The Hoysaleshwara-Kedareshwara temple complex looks majestic. Too bad, the photos in the afternoon sun aren't that great. I should have planned better, I rue quietly. We rest for a while within the cool premises of the temple. The architecture is again similar, and there is a certain pattern visible. Yet, we don’t get bored of seeing the work. Each figurine looks unique. And the pillars- there are so many! The ceiling is intricately carved too.
The area outside is not carpeted, which means the scorching stone platform could blister the foot! The walls are as expected carved, with a lot of detailing. I spend more time here than I did at Belur.

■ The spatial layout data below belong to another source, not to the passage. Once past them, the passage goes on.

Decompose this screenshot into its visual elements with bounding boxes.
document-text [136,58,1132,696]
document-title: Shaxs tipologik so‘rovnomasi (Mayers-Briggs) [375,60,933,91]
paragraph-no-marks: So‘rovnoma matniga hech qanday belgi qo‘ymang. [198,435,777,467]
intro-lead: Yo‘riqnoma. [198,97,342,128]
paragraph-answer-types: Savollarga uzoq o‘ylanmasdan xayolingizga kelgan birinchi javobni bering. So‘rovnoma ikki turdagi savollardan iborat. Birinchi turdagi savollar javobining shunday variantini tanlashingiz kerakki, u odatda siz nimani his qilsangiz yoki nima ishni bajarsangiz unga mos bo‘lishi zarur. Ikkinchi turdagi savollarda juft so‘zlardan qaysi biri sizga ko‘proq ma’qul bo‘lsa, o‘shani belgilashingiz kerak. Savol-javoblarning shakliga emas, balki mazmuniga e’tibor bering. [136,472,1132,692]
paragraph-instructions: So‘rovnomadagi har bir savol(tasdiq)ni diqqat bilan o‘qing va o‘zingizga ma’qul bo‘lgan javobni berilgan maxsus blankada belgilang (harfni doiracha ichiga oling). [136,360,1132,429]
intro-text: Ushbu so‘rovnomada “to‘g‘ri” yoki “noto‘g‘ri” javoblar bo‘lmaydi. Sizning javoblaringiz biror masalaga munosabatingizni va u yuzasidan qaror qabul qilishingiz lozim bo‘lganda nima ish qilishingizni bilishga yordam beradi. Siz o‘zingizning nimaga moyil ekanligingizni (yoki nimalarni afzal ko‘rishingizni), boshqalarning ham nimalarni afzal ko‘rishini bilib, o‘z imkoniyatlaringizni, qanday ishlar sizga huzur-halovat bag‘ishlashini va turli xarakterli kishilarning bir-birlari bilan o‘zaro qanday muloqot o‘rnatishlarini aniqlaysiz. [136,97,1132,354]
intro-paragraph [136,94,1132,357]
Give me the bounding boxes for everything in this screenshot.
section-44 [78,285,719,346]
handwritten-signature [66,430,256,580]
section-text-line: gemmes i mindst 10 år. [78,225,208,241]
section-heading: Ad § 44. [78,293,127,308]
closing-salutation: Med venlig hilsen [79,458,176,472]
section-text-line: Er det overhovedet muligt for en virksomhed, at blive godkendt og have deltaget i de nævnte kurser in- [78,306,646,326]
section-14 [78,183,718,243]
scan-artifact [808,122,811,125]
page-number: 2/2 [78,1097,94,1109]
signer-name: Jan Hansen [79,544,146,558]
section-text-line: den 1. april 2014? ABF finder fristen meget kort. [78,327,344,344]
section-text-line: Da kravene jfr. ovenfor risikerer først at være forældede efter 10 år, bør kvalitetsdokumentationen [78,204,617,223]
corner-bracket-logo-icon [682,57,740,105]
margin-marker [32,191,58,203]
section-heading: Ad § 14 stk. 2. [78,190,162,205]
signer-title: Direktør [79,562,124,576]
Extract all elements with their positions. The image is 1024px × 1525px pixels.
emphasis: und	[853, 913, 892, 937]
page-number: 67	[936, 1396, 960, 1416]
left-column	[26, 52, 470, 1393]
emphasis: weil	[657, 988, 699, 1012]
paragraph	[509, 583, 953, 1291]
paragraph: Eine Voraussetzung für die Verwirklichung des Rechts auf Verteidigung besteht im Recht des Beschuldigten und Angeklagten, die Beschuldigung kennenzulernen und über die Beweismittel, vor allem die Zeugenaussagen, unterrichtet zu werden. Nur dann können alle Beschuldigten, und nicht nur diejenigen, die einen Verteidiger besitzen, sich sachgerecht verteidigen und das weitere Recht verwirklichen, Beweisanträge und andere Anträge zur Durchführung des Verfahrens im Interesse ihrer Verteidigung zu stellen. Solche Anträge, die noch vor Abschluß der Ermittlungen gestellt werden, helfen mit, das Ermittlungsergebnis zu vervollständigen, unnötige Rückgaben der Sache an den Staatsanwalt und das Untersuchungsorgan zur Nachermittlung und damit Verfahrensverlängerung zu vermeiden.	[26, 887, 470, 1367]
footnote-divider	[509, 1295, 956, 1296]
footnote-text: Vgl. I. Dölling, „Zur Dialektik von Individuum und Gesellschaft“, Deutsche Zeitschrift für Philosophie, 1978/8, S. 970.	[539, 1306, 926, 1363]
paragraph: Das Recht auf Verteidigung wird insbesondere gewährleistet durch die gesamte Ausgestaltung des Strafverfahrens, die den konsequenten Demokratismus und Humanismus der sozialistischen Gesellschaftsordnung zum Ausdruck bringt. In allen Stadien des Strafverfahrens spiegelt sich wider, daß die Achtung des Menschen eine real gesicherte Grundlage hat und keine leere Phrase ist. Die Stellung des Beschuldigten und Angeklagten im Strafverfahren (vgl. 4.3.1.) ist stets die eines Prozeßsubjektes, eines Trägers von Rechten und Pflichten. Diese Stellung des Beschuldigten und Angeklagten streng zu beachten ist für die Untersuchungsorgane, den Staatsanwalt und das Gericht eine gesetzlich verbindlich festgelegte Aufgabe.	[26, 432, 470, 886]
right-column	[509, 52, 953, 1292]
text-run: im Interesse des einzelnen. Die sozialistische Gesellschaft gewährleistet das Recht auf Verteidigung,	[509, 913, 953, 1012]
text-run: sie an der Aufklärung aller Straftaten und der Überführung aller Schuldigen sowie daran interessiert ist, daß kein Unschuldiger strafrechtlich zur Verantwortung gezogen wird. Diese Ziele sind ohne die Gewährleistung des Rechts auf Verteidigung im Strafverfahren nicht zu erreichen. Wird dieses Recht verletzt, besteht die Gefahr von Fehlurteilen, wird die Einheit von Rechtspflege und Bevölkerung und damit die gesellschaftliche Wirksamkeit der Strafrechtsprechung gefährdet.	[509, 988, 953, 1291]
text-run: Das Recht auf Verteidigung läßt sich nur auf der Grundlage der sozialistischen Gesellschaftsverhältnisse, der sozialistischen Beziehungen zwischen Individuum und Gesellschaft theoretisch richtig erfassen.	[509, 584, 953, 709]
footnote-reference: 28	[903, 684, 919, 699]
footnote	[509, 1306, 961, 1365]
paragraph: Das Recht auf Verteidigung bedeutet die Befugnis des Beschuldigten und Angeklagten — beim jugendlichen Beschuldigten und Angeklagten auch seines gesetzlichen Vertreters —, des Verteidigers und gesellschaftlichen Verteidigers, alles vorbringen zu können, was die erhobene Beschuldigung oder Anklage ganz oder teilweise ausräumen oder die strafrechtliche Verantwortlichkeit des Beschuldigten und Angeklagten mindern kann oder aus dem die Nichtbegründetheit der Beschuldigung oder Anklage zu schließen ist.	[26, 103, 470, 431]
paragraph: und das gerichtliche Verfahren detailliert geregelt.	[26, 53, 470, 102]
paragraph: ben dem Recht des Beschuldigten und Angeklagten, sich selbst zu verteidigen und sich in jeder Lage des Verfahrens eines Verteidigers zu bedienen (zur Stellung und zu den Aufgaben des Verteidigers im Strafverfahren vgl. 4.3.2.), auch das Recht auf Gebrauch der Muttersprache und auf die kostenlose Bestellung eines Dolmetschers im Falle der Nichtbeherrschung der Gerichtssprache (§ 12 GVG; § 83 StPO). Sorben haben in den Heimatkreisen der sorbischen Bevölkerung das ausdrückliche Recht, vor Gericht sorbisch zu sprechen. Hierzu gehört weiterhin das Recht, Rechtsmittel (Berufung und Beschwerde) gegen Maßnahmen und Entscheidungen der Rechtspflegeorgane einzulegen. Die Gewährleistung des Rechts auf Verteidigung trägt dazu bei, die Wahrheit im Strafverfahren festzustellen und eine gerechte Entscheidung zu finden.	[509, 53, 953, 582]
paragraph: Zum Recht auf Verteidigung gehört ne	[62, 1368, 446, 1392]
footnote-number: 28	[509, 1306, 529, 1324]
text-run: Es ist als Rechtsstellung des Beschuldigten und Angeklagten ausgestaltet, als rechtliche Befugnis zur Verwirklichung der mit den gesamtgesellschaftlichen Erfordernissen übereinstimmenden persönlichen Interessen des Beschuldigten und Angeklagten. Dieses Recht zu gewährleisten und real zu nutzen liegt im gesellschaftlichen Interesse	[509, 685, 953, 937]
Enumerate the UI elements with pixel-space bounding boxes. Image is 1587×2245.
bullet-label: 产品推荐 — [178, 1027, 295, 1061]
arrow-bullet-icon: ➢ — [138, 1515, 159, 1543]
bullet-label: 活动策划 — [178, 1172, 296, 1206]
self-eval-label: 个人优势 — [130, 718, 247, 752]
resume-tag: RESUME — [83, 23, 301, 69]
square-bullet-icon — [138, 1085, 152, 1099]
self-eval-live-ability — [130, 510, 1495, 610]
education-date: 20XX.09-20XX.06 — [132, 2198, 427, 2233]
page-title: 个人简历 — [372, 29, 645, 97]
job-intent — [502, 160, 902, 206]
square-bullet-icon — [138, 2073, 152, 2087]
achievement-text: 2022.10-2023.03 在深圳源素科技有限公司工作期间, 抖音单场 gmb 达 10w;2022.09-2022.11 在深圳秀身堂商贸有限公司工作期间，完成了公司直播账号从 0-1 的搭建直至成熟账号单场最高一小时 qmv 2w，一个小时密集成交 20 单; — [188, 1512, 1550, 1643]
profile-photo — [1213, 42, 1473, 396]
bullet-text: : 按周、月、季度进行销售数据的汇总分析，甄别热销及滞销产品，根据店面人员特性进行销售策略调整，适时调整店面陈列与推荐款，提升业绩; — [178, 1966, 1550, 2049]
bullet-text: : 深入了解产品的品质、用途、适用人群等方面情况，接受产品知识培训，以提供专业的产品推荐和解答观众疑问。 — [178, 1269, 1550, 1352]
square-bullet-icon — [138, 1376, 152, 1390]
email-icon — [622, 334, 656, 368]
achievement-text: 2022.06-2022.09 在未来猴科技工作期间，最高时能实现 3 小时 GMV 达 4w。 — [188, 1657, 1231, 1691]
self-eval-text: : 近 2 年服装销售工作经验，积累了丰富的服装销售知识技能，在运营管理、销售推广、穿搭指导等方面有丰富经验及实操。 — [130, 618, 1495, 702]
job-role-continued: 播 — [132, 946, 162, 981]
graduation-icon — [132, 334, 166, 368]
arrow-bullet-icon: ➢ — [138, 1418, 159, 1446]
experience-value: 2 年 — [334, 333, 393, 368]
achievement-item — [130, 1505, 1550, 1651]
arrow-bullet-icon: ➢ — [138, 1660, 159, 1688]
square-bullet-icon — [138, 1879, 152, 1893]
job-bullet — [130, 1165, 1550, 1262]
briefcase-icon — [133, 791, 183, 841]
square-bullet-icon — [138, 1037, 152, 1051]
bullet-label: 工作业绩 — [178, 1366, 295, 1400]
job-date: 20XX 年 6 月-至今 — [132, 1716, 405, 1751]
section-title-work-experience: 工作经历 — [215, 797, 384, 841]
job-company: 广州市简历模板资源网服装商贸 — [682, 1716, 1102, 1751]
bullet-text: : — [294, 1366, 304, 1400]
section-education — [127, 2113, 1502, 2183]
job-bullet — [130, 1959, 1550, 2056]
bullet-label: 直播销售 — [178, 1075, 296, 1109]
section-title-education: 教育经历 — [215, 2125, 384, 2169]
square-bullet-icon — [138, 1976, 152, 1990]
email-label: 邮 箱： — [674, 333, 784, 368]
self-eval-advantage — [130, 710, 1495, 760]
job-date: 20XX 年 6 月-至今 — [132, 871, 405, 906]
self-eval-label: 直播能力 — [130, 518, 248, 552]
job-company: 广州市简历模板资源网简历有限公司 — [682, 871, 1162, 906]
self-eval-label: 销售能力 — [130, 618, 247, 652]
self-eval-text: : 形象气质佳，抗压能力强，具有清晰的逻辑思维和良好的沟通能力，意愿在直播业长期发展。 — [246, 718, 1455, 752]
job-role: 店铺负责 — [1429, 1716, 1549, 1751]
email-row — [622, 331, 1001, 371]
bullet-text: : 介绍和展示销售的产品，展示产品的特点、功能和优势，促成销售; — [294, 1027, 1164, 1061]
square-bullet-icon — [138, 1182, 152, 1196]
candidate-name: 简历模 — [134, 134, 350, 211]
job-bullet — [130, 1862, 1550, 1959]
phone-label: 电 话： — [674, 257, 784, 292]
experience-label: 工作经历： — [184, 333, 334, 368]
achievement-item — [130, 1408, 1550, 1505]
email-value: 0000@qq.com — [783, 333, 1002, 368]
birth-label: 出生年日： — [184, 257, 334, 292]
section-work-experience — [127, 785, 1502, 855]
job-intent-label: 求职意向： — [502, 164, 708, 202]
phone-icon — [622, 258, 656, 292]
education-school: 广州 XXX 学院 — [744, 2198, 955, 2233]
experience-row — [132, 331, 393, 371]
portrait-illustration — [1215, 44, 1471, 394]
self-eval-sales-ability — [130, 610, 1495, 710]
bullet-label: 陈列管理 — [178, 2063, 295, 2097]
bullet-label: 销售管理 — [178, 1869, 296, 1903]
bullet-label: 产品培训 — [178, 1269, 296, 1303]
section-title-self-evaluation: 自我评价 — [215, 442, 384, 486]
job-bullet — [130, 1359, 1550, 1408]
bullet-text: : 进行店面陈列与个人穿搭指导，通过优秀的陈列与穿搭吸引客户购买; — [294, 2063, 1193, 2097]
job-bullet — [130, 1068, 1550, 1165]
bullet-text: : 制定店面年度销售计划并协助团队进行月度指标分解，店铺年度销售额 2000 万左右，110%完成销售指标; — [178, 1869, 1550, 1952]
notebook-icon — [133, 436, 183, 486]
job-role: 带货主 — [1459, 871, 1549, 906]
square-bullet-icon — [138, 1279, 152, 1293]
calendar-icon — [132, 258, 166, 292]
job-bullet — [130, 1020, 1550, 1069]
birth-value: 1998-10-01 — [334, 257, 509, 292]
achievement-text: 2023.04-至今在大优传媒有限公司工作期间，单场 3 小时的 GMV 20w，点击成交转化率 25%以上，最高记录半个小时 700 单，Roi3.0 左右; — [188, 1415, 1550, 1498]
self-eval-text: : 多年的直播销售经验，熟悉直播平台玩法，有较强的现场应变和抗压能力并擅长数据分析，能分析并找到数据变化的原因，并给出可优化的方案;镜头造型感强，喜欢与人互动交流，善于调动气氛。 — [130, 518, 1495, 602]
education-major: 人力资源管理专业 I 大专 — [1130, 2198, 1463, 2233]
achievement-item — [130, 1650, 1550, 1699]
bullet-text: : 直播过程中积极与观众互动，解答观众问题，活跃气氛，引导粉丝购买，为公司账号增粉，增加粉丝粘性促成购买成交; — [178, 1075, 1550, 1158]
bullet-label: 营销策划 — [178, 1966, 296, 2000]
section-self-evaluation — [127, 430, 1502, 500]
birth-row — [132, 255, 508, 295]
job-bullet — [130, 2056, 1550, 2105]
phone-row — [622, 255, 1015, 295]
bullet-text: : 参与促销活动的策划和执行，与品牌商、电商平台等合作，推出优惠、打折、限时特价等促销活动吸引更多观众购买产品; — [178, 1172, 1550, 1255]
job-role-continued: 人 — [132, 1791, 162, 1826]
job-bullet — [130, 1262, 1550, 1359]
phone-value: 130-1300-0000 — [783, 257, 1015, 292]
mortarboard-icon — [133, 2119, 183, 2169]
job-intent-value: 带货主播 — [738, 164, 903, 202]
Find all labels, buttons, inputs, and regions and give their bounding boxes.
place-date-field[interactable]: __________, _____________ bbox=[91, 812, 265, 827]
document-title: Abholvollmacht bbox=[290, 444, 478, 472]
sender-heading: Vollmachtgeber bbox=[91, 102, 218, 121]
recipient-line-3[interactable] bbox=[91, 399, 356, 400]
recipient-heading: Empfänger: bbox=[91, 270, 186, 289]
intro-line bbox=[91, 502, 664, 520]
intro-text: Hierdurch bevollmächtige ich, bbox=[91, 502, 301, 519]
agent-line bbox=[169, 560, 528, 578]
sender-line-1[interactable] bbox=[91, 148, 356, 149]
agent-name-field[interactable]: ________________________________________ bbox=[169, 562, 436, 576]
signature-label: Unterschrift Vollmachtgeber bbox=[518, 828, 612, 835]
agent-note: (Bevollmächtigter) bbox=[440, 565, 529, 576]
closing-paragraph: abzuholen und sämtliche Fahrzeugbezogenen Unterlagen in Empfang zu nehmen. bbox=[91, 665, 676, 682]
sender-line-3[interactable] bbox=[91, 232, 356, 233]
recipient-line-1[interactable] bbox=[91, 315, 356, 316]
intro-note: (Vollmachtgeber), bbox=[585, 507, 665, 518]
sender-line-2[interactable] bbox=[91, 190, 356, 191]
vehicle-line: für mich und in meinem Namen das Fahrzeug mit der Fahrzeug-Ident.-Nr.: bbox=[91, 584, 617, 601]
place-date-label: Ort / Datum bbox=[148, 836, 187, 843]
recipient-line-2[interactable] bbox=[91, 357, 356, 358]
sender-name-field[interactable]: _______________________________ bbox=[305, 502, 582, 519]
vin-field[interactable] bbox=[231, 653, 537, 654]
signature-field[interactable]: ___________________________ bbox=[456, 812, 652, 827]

This is a close-up view of the top-central carvings of the previous picture

Outside the temple, there are many stalls selling the traditional stone grinders; we buy a small mortar and pestle (so much for being a Pharmacologist!). We have enough time to go to Javagallu. But the heat makes us change our minds. Plus we’re told that restoration work is in progress there. We’re not sure how far this is true, but we’re in no mood to check. We come back to the hotel. The India-Pakistan T20 match is yet to start, and the tension is already building up. Dinner consists of a nice spicy dish of mushroom with some soft Roti at the restaurant at Hotel Raama. And we call it a day, with no fixed plan for the next day.